Signed on behalf of the Board of Directors:


Andy Reynolds Smith                      John Shipsey

Chief Executive                               Chief Financial Officer

19 September 2019




Matthew Whyte

Deputy Company Secretary

+44 (0) 20 7004 1674



This document contains certain statements that are forward-looking statements. They appear in a number of places throughout this document and include statements regarding the intentions, beliefs and/or current expectations of Smiths Group plc (the "Company") and its subsidiaries (together, the "Group") and those of their respective officers, directors and employees concerning, amongst other things, the results of operations, financial condition, liquidity, prospects, growth, strategies and the businesses operated by the Group.
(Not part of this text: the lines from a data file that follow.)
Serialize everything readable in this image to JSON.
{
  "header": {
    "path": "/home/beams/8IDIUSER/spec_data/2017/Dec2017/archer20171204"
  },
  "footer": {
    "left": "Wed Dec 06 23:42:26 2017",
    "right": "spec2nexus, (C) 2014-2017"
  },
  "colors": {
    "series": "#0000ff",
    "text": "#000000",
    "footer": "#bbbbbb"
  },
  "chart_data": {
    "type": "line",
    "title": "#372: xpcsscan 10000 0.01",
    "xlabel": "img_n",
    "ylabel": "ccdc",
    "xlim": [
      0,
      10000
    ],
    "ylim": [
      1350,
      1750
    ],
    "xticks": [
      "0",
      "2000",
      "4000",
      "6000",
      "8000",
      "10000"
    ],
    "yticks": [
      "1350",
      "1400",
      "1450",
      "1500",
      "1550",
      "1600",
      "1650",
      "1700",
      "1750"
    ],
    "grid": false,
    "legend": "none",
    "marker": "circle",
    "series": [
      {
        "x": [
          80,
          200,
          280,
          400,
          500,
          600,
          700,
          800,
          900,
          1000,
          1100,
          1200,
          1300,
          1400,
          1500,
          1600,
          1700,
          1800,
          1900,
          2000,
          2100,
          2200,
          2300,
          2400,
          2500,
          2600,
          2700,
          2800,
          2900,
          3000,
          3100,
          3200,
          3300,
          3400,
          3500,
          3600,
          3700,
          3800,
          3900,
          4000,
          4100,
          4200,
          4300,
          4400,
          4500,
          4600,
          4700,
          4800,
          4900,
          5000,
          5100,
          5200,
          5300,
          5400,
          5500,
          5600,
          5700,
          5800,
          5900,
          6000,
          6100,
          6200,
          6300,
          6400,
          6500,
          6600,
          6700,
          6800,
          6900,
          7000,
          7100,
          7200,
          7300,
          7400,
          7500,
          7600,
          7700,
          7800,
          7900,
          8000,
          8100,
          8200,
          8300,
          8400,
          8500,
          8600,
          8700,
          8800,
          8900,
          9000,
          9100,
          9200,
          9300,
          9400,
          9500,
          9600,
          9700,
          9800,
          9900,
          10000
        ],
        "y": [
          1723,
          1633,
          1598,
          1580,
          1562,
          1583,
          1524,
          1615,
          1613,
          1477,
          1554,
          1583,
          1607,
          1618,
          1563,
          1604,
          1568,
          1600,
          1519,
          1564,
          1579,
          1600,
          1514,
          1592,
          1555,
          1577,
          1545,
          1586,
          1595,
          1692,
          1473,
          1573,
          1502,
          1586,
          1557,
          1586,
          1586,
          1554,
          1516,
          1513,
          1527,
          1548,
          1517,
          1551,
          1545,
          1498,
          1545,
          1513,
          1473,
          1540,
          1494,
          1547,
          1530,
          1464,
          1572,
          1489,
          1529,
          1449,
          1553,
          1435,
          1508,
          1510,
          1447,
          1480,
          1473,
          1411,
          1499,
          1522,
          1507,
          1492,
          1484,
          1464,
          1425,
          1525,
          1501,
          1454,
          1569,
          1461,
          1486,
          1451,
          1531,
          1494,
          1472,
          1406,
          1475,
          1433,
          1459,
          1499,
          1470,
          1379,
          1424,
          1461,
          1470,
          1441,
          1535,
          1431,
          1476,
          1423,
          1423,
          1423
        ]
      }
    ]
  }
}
By their nature, these statements involve uncertainty since future events and circumstances can cause results and developments to differ materially from those anticipated. The forward-looking statements reflect knowledge and information available at the date of preparation of this document and, unless otherwise required by applicable law, the Company undertakes no obligation to update or revise these forward-looking statements. Nothing in this document should be construed as a profit forecast. The Company and its directors accept no liability to third parties. This document contains brands that are trademarks and are registered and/or otherwise protected in accordance with applicable law.